Ücret ve ücret zamları ilk dilimi için son altı ay resmi enflasyon artışına göre belirlenmiş, ek olarak birinci altı ay için yüzde 6 zam talebinde bulunulmuştur. Ücret artışlarında birinci altı ay zammı, iki yıl için imzalanacak olan Toplu iş sözleşmesinde en önemli maddedir. Geçmiş dönem ücret kayıplarının karşılanması ve enflasyon karşısında ücretlerimizin iki yıl boyunca korunması açısından büyük önem taşımaktadır. İki yıllık kayıplar göz ardı edilerek hazırlanan bir ücret zammı talebi çalışanların aleyhine gelişeceği, çalışanlar tarafından ifade edilmektedir."

Açıklamada yetkili sendika olan Hava-İş tarafından üyelerden saklanarak görüşme günü yayınlanan Toplu iş sözleşmesi taslağında kaptan kıdem sırası ile ilgili talep edilen değişiklik, (Madde 112-A) kabul edilmesi halinde, bazı çıkar guruplarına hizmet etmekten başka bir işe yaramayacaktır. Kaptanlık mesleğindeki liyakat ve tecrübelerden oluşan gelenek, yerle bir edilmeye çalışılmakta, havacılığın kanla yazılmış kuralları unutulmaktadır" denilmekte. 
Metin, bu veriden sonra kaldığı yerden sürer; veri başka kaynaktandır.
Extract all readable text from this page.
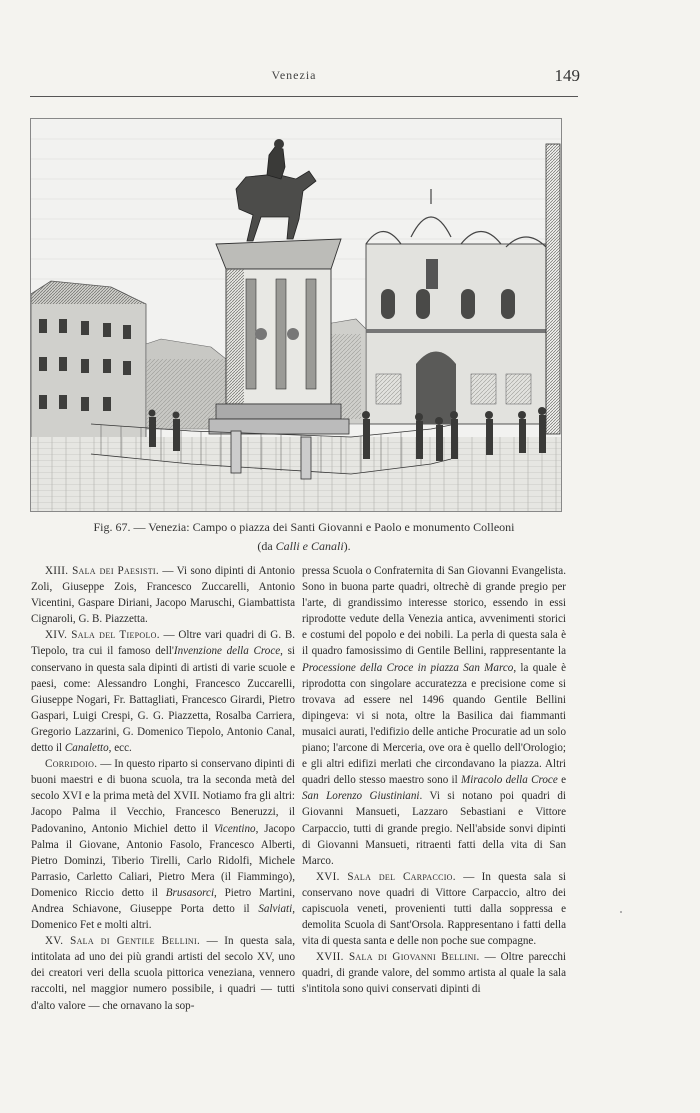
Venezia	149
Fig. 67. — Venezia: Campo o piazza dei Santi Giovanni e Paolo e monumento Colleoni
(da Calli e Canali).

XIII. Sala dei Paesisti. — Vi sono dipinti di Antonio Zoli, Giuseppe Zois, Francesco Zuccarelli, Antonio Vicentini, Gaspare Diriani, Jacopo Maruschi, Giambattista Cignaroli, G. B. Piazzetta.

XIV. Sala del Tiepolo. — Oltre vari quadri di G. B. Tiepolo, tra cui il famoso dell'Invenzione della Croce, si conservano in questa sala dipinti di artisti di varie scuole e paesi, come: Alessandro Longhi, Francesco Zuccarelli, Giuseppe Nogari, Fr. Battagliati, Francesco Girardi, Pietro Gaspari, Luigi Crespi, G. G. Piazzetta, Rosalba Carriera, Gregorio Lazzarini, G. Domenico Tiepolo, Antonio Canal, detto il Canaletto, ecc.

Corridoio. — In questo riparto si conservano dipinti di buoni maestri e di buona scuola, tra la seconda metà del secolo XVI e la prima metà del XVII. Notiamo fra gli altri: Jacopo Palma il Vecchio, Francesco Beneruzzi, il Padovanino, Antonio Michiel detto il Vicentino, Jacopo Palma il Giovane, Antonio Fasolo, Francesco Alberti, Pietro Dominzi, Tiberio Tirelli, Carlo Ridolfi, Michele Parrasio, Carletto Caliari, Pietro Mera (il Fiammingo), Domenico Riccio detto il Brusasorci, Pietro Martini, Andrea Schiavone, Giuseppe Porta detto il Salviati, Domenico Fet e molti altri.

XV. Sala di Gentile Bellini. — In questa sala, intitolata ad uno dei più grandi artisti del secolo XV, uno dei creatori veri della scuola pittorica veneziana, vennero raccolti, nel maggior numero possibile, i quadri — tutti d'alto valore — che ornavano la sop-

pressa Scuola o Confraternita di San Giovanni Evangelista. Sono in buona parte quadri, oltrechè di grande pregio per l'arte, di grandissimo interesse storico, essendo in essi riprodotte vedute della Venezia antica, avvenimenti storici e costumi del popolo e dei nobili. La perla di questa sala è il quadro famosissimo di Gentile Bellini, rappresentante la Processione della Croce in piazza San Marco, la quale è riprodotta con singolare accuratezza e precisione come si trovava ad essere nel 1496 quando Gentile Bellini dipingeva: vi si nota, oltre la Basilica dai fiammanti musaici aurati, l'edifizio delle antiche Procuratie ad un solo piano; l'arcone di Merceria, ove ora è quello dell'Orologio; e gli altri edifizi merlati che circondavano la piazza. Altri quadri dello stesso maestro sono il Miracolo della Croce e San Lorenzo Giustiniani. Vi si notano poi quadri di Giovanni Mansueti, Lazzaro Sebastiani e Vittore Carpaccio, tutti di grande pregio. Nell'abside sonvi dipinti di Giovanni Mansueti, ritraenti fatti della vita di San Marco.

XVI. Sala del Carpaccio. — In questa sala si conservano nove quadri di Vittore Carpaccio, altro dei capiscuola veneti, provenienti tutti dalla soppressa e demolita Scuola di Sant'Orsola. Rappresentano i fatti della vita di questa santa e delle non poche sue compagne.

XVII. Sala di Giovanni Bellini. — Oltre parecchi quadri, di grande valore, del sommo artista al quale la sala s'intitola sono quivi conservati dipinti di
Hava-Sen Sendikası'nın açıklaması şöyle devam ediyor:

"Son 10 yılda şirket içerisinde buna benzer uygulamaların zararları net olarak görülmüştür. THY yönetimi ve uçuş İşletme Başkanlığı havacılığı bilmeyen ve sendikacılık oynayan bu ekibin ne yaptığını iyi görmelidir.

THY A.O. ve Türk Sivil Havacılığı kimseye kurban edilemeyecek kadar değerlidir. Bu değerler çalışanların alın terinin ortaya çıkardığı milli kazanımlarımızdır.

Çalışanların bu süreçte ve gelecek yıllarda karşılaşabileceği fiziki ve sosyal koşulların ne olabileceği konusunda görüş önerisi olmayan bir sendika yönetiminin çalışanların hak ve menfaatlerini nasıl koruyacağı şüphelidir."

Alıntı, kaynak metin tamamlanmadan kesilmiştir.